Ad oggi chi opta per il ritiro del prodotto in negozio è vincolato agli orari di apertura dei punti vendita, per cui è necessario parcheggiare l’auto (magari in doppia fila), attendere il proprio turno in coda alle casse, la verifica dell’ordine da parte della cassiera, la stampa, la firma. Eppure si potrebbe fare tutto con un codice a barre inviato via mail, come già accade presso i Locker interamente automatizzati, spesso aperti 24h/24. Alcuni supermercati, poi, utilizzano le corsie “drive”, dove si può ritirare la propria spesa in una determinata finestra oraria, senza lunghe attese. Per il caso che ci riguarda, si potrebbe sfruttare un distributore automatico esterno per i pacchi più piccoli e una corsia preferenziale per chi vuole ritirare pacchi più voluminosi senza scendere dalla propria auto, ma soprattutto senza perdere tempo. Perché il cliente è come l’acqua: sceglie la via più semplice.

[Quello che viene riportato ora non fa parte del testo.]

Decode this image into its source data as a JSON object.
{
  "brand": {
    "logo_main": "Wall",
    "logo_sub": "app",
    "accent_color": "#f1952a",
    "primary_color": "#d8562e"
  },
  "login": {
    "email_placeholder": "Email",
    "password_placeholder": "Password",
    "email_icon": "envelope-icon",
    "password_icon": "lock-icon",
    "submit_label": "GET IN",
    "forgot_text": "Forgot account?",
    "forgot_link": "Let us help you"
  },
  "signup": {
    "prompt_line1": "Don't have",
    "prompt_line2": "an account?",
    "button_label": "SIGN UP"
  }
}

Per l’installazione professionale di grandi elettrodomestici, gli e-commerce del nostro retail non forniscono una data e una fascia oraria certa, come fa ad esempio ePrice. La comunicazione che riceve il cliente dopo aver inserito il prodotto nel carrello è avvolta da un alone di mistero. Arriverà? Quando? “Ti chiamerà qualcuno”, ci sembra di leggere tra le righe. Eppure chi acquista un frigorifero o qualcosa del genere di solito ha una certa urgenza di riceverlo o quantomeno vorrebbe sapere di essere in casa quando busseranno alla sua porta. Tracciabilità e velocità di consegna sono largamente migliorabili in questo caso. Anche qui, coinvolgere il personale del punto vendita potrebbe essere innovativo. Convertire - diciamo così - alcuni venditori in installatori professionali potrebbe sopperire allo spostamento delle vendite dal canale fisico all’online. Senza contare che il cliente resterebbe più fidelizzato all’insegna ricevendo a casa personale “in divisa” piuttosto che un’anonima ditta esterna.

Sappiamo cosa state pensando: è facile immaginarlo quando non sei tu a doverlo fare. Ma anche il presente che stiamo vivendo è tutto fuorché semplice. L’emergenza in corso ha messo in luce aspetti che sono stati considerati per troppo tempo come secondari. Ci auguriamo di tornare presto alla normalità, ma ciò che (non) sta funzionando bene oggi (non) funzionerà meglio domani. (g.m.)